I don't have any numbers on that, sorry. Some of our sites became unreachable/very slow after the upgrade.
The actual impact depends on the amount of modules/directories/files.

dman’s picture

This sounds like it's worth looking into - just for curiosity. I've got some profiling set up today on a real-world, good-sized site (about 100 contribs). Local dev only, so numbers are for comparison only, and caching introduces a bit of variety. (doing it by hand, so I didn't do multiple runs to get an average, as I'd normally expect to do)

Drupal 7.34, standard primed caching,

no imagecache_actions, 2.710s .
244 calls to module_load_include() (55ms, 2% runtime) 12 calls to file_scan_directory()

imagecache_actions-7.x-1.4 with imagecache_canvasactions on. 3.764s.
251 calls to module_load_include() (885ms 25%), 982 calls to file_scan_directory()
- yes, that is really measurable! Sheesh!

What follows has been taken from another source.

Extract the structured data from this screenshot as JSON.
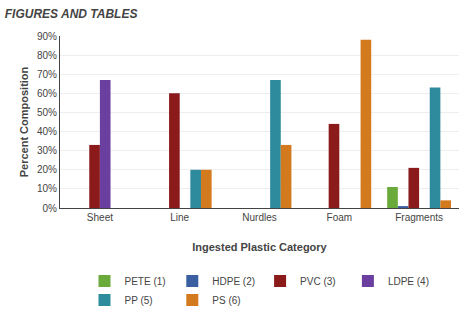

imagecache_actions-7.x-1.5 with imagecache_canvasactions on. 2.732s.
250 calls to module_load_include(), 12 calls to file_scan_directory()
- back to normal.

So yeah, it sure looks like sites that were updated in early November, but not since a couple of weeks later, would have seen some pain there.
This is not just a PHP local file load failure performance "blip", that 7.33 update really does have a nasty effect.

fietserwin’s picture

WTF? This problem was reported on January 3, 2014 at 7:47pm and fixed and committed (to the dev version) 47 minutes later. Apparently, after the release of D7.33 the problem (by then already solved for a good 10 months) became much worse in terms of performance degradation. This aggravation was reported on November 27, 2014, so 2 days later we released a new stable version 7.x-1.5. I would call that (extremely) good community behavior form our side. And now, 2.5 months after that stable release we still have people that come whining here???

BTW: we are indeed not going to report on the project page on errors that are solved in the current stable release. We carefully keep our changelog text file up to date and our commit messages always contain an issue number and a short description.

Stolzenhain’s picture

@dman, @fietserwin:
Sorry – I didn't mean to stir up so much trouble – I was under the impression the actual fix wouldn't be in the last stable release, as I had already updated every module via drush.

The first time we encountered slower loading times in November we couldn't correlate it to the update and re-rolled a backup. Afterwards, I encountered the problem on another site I thought we had fully updated.

So sorry again for misunderstanding the state of this fix – and thanks for your good work on this module!